Я еще не знал, что не унаследую ни одно из его умений. Наверное, я могу погладить себя по голове, но ничего приятного в этом нет.
Отец наверняка мог бы стать гончаром, или пекарем, или кем угодно, если ему хоть раз в жизни кто-нибудь недолго показал, как это делается.
– Захар, что мы делали целую жизнь? – риторически, словно с кафедры, а не с песчаного бережка вопрошал Корин.
Мой отец и Корин учились вместе в школе, а затем в университете и всю жизнь преподавали историю в различных учебных заведениях.
– Если бы мы были химики, физики или орнитологи – мы бы преподавали знание реального мира. Но мы занимались ис-то-ри-ей! И теперь выяснилось, что мы учили либо несуществующим, либо абсолютно лживым вещам. Это как если бы мы были орнитологи и доказывали, что летучая мышь – птица и она все-таки питается кровью, а также высасывает молоко у коз и коров… Знаешь, что мы делали? Мы целую жизнь умножали ложные смыслы!
– Это не так, – сказал отец, поморщившись; у него был еще какой-то короткий довод, который он не успел произнести, потому что тут Корин гортанно захохотал: ему явно нравилось говорить самому, и гортань его получала удовольствие от бурленья, клокотанья и рокотания голоса.
– Захар, ты дурак! – сказал он весело. В голосе чувствовались две странно сочетаемые тональности: давнее и безоговорочное уважение к отцу и очевидное удовольствие, которое Корин получал от того, что мог в меру нагрубить ему на правах давней дружбы.
Все это было так необычно мне, что я тихо засмеялся.
– Что ты смеешься? – вдруг быстро и серьезно спросил отец.
Быстро он говорил всегда; но с полной, непогрешимой серьезностью – только в исключительных случаях.
Я уже знал, чего он не любит. Он не любит спорить, ловить рыбу удочкой, впрочем, ловить рыбу сетью иногда можно, пить пиво, хотя тоже иногда можно, когда мама ищет в его карманах деньги и особенно когда находит, когда громко играет плохая музыка, когда ему гладят голову.
Вообще, короткий список, потому что он годами пребывал в спокойном состоянии духа, если никто не гладил ему голову.
Но вот ему не понравилось, что я смеюсь, и с тех пор я больше так никогда не смеялся.
Хотя и случаи не предоставлялись, но если б представились – я бы даже не улыбнулся.
Корин вроде бы ничего и не заметил, но что-то такое сыграло в воздухе, и он, разом забыв тему про дурака, вдруг выступил с заманчивой идеей:
– Захар, а помнишь, мы с тобой катались на велосипедах через лес в старые монастыри?
Отец никак не отреагировал – но вид его был умиротворен, – что в его случае означало и доброжелательность тоже.
Монастыри были разрушенные, в них раньше жили раскольники, а теперь не жил никто.

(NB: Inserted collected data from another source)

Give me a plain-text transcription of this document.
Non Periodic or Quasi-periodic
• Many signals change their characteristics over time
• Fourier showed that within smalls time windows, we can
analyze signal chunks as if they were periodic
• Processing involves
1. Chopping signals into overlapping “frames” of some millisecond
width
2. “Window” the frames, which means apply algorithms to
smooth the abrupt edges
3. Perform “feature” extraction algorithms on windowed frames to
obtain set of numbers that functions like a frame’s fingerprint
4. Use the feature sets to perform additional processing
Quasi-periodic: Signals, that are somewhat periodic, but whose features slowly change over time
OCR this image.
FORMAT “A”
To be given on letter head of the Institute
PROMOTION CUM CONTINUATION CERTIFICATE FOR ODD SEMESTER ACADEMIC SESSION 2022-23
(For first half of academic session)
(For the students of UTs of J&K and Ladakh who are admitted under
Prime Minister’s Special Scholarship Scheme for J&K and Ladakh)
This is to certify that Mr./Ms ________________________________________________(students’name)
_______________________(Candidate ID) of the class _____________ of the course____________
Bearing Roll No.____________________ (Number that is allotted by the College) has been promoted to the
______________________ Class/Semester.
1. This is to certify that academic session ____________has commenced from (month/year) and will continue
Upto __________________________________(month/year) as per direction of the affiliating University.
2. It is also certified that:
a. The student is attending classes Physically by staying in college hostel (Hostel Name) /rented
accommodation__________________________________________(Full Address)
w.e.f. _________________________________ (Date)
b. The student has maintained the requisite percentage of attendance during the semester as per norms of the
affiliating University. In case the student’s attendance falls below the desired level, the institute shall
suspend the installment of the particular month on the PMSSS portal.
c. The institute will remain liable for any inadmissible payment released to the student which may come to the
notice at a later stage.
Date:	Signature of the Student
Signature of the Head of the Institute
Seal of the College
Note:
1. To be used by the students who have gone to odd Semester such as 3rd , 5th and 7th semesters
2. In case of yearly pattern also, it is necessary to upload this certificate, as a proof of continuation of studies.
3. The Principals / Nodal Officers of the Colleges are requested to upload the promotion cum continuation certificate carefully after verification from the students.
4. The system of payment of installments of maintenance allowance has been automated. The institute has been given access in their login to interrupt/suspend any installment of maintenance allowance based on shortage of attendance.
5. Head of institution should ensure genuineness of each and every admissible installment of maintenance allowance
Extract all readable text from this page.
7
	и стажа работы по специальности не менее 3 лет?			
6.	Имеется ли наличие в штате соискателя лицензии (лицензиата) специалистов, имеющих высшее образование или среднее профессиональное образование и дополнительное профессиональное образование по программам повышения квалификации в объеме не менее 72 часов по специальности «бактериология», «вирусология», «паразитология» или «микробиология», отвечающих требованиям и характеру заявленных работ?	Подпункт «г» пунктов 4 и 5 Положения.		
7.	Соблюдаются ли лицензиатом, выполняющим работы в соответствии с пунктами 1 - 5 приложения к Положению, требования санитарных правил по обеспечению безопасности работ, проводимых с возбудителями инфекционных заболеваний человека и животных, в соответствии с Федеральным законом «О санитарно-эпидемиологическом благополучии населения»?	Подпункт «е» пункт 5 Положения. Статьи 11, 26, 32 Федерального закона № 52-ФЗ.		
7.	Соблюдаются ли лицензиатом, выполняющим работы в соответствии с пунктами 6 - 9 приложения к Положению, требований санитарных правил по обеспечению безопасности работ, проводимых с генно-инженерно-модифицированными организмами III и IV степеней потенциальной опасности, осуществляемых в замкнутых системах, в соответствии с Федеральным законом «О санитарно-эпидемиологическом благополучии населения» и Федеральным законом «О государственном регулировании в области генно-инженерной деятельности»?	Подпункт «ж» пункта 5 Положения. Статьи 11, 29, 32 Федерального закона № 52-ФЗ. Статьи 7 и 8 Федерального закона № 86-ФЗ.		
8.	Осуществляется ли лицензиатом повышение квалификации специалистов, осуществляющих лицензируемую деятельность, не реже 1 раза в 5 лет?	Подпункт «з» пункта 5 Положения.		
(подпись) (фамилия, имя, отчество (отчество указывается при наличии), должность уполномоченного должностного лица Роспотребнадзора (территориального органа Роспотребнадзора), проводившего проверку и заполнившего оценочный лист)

– Захар, давай сплавимся туда по реке? – предложил Корин. – На велосипедных колесах до монастырей добираться полчаса. А по речке часа за два, ну, за три спустимся. Полюбуемся местными красотами глазами раскольников, бежавших от окаянного никонианства.
Вода в Истье была ласковой и смешливой. С высокого берега реки, неустанно подмываемые, то там, то здесь в воду ежегодно обрушивались накрененные и подсохшие дерева. Вонзившиеся в дно, тяжело лежали они – иногда чуть сдвигаемые весенним разливом, но с его окончанием вновь оседавшие, – раскоряженные, черные, непросыхающие. Деревень вдоль реки не было.
– Ты сплавлялся, что ли, туда? – спросил отец, медленно дымя беломориной.
– В том-то и дело, что никогда, Захар. У меня и лодки нет. И никто тут давно не сплавляется меж этих коряжин. А ведь очень любопытно было б! И чадо твое, опять же, осмотрелось бы во внутренностях русского леса.
Отец еще покурил, не отвечая.
– У монастырей, – продолжил Корин, – как раз нынче стоят лагерем мои знакомые археологи и, кстати, на нескольких авто. Они, во-первых, обрадуются нам – нежданно спустившимся по реке, а во-вторых, легко доставят нас обратно в дом. На машине – это вообще минутное дело.
– Так на чем поплывем? – спросил отец.